General information
- Location: 1200 Alta Loma Road, West Hollywood, Los Angeles County, California
- Coordinates: 34°5′31″N 118°22′37″W﻿ / ﻿34.09194°N 118.37694°W
- Owner: George and Mark Rosenthal

Other information
- Number of rooms: 152

= Sunset Marquis Hotel =

Luxury hotel with recording studio, known for its musician and filmmaker clientele

Sunset Marquis Hotel is a luxury hotel in West Hollywood, Los Angeles County, California. It is owned by George and his son Mark Rosenthal, and located at 1200 Alta Loma Road, and situated just off the Sunset Strip. Known for its celebrity clientele, especially musicians and people in the film industry, the hotel offers 100 suites and 52 villas located on 3 1/4 acres. Cavatina, the hotel restaurant, is popular for an expansive al fresco dining area and Bar 1200 was the original Whiskey Bar. NightBird Recording Studios, a professional recording studio in the lower level of the hotel is very popular with professional musicians and many GRAMMY winning songs have been recorded here. The hotel is also home to the Morrison Hotel Gallery which features fine art photography of rock legends. As of October 2017 room rates range from $350 to $10,000 per night.

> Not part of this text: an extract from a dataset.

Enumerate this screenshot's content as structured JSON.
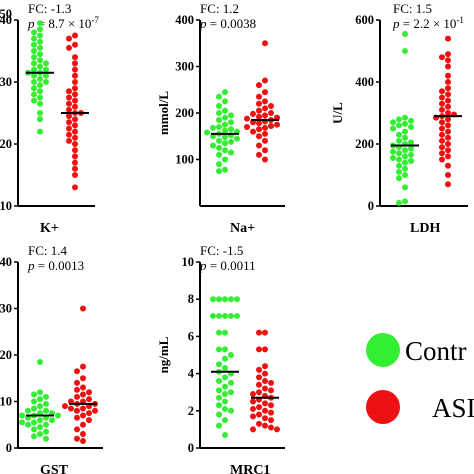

The hotel was the setting for the Rod Stewart music video “Tonight I'm Yours (Don't Hurt Me).”

==Architecture==
The Sunset Marquis is inspired by Mediterranean style villas, with white and cream buildings and clay tile roofs. It has 152 rooms.

==Cavatina==
The hotel restaurant is Cavatina.

==Bar 1200==
The bar of the hotel, known as BAR 1200, was established in 2005. It is a small bar and only accommodates about 60 people, but it is known as a hangout for musicians and celebrities. It is often visited by musicians such as Billy Gibbons, U2, Rolling Stones, Robbie Williams, John Mayer, and Aerosmith. It regularly hosts music industry and entertainment related events and parties. This is the original Whiskey Bar where Rande Gerber partnered with the Sunset Marquis to create the exclusive concept. Bar 1200 continues the legacy of appealing to the music industry and music lovers.